Now the ram temps are lower maybe i can get my ram to run a 1100Mhz  4-4-4-12
Gonna try tomorrow. 
And i want my Quad to reach the magic 4. So far i can't get it beyond 3.9.

Gonna have to fabricate something for that to. lol


----------



## mandelore (Dec 28, 2007)

technicks said:


> Now the ram temps are lower maybe i can get my ram to run a 1100Mhz  4-4-4-12
> Gonna try tomorrow.
> And i want my Quad to reach the magic 4. So far i can't get it beyond 3.9.
> 
> Gonna have to fabricate something for that to. lol



goodluck mate, i gotta go crash, work early 2moro , bah...


----------



## technicks (Dec 28, 2007)

Alright then see ya.
Gonna catch some sleep to.

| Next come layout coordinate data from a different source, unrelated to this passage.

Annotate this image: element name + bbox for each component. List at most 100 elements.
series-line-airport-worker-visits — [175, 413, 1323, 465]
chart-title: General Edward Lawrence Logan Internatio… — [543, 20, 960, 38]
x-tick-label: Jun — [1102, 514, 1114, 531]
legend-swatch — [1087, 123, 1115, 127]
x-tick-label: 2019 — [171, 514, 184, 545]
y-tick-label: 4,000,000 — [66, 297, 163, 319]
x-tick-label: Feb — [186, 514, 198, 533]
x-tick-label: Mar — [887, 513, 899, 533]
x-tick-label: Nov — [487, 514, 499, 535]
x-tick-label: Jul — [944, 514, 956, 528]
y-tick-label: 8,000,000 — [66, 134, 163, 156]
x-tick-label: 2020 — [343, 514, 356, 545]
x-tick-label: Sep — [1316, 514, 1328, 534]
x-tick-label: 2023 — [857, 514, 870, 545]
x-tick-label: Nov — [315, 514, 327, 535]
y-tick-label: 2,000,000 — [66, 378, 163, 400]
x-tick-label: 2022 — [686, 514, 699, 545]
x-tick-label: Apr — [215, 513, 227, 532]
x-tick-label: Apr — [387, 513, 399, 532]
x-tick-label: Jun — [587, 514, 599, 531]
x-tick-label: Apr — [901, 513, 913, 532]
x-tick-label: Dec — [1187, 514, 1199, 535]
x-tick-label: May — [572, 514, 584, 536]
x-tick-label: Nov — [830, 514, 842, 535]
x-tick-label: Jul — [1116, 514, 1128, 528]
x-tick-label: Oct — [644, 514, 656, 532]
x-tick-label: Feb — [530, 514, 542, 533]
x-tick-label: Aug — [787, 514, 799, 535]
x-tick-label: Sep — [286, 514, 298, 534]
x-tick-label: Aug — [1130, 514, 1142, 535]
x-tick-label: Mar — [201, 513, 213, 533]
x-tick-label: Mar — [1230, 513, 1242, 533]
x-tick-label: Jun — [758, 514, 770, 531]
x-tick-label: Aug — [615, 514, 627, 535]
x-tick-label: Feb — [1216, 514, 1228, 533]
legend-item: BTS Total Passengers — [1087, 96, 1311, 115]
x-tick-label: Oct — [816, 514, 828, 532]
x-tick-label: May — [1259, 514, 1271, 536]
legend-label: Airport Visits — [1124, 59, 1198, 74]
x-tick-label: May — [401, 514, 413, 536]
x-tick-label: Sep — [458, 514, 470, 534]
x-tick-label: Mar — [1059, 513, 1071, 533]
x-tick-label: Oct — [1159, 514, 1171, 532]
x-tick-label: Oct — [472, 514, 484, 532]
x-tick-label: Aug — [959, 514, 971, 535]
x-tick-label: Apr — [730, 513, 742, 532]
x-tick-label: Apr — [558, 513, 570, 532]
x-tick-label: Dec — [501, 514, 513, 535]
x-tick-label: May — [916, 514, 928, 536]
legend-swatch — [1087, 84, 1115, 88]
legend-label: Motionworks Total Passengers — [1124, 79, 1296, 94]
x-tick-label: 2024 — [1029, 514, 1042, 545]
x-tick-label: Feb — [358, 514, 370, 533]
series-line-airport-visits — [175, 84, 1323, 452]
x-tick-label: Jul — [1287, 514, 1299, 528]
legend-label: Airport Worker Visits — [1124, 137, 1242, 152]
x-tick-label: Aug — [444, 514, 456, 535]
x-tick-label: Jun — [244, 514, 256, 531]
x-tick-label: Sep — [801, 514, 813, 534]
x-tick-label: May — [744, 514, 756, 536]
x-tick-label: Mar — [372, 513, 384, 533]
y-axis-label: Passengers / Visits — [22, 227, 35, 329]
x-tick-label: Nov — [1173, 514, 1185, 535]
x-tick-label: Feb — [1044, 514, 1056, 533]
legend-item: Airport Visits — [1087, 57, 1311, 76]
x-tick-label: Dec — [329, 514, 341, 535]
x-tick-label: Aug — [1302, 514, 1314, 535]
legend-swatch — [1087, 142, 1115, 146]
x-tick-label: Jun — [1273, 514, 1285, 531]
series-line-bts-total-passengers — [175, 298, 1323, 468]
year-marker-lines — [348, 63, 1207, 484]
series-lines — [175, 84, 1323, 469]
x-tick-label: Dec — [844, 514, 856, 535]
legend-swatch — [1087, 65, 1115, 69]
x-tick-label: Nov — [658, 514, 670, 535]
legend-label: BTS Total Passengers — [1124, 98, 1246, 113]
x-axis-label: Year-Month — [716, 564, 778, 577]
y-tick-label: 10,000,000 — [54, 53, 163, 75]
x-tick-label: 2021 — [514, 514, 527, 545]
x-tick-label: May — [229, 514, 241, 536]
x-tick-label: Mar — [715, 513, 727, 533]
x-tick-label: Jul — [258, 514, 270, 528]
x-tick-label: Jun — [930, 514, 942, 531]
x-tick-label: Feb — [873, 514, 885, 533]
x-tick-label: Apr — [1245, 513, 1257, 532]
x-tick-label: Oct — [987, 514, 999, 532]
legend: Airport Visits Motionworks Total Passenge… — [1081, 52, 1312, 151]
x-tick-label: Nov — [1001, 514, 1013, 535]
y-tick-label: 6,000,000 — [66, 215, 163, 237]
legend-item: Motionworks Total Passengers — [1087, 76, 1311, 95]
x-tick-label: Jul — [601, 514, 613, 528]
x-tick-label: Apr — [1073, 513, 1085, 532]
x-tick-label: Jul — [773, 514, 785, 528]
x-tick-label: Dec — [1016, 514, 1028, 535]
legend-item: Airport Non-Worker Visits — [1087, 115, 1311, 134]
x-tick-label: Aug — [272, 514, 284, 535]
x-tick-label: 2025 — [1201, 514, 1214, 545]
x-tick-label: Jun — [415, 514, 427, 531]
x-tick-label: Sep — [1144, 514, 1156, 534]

Although i still have 10 days vacation.


----------



## Exavier (Dec 29, 2007)

haha sweet modding guys  I actually realised I have two Intel fansink things like that 2x80mm creation...after I've finished using one of them (when I get the money for my W/C setup) I'll definitely mod this together  
I mean, I could buy a Koolance RAM cooler and have the water bags between modules leak on me...or I could break out the toolkit and make a fun version my own way


----------



## Da iLLeZt TL973 (Dec 31, 2007)

technicks never lets me down lol once again sick work man....i would do things like this but im too lazy ....cant wait to see the new fans.....are you going to mod the grill so that you can read the numbers clearly??


and where did you get the filters for your fans??....i checked ebay but they have the ugly looking ones with the mesh grills lol


----------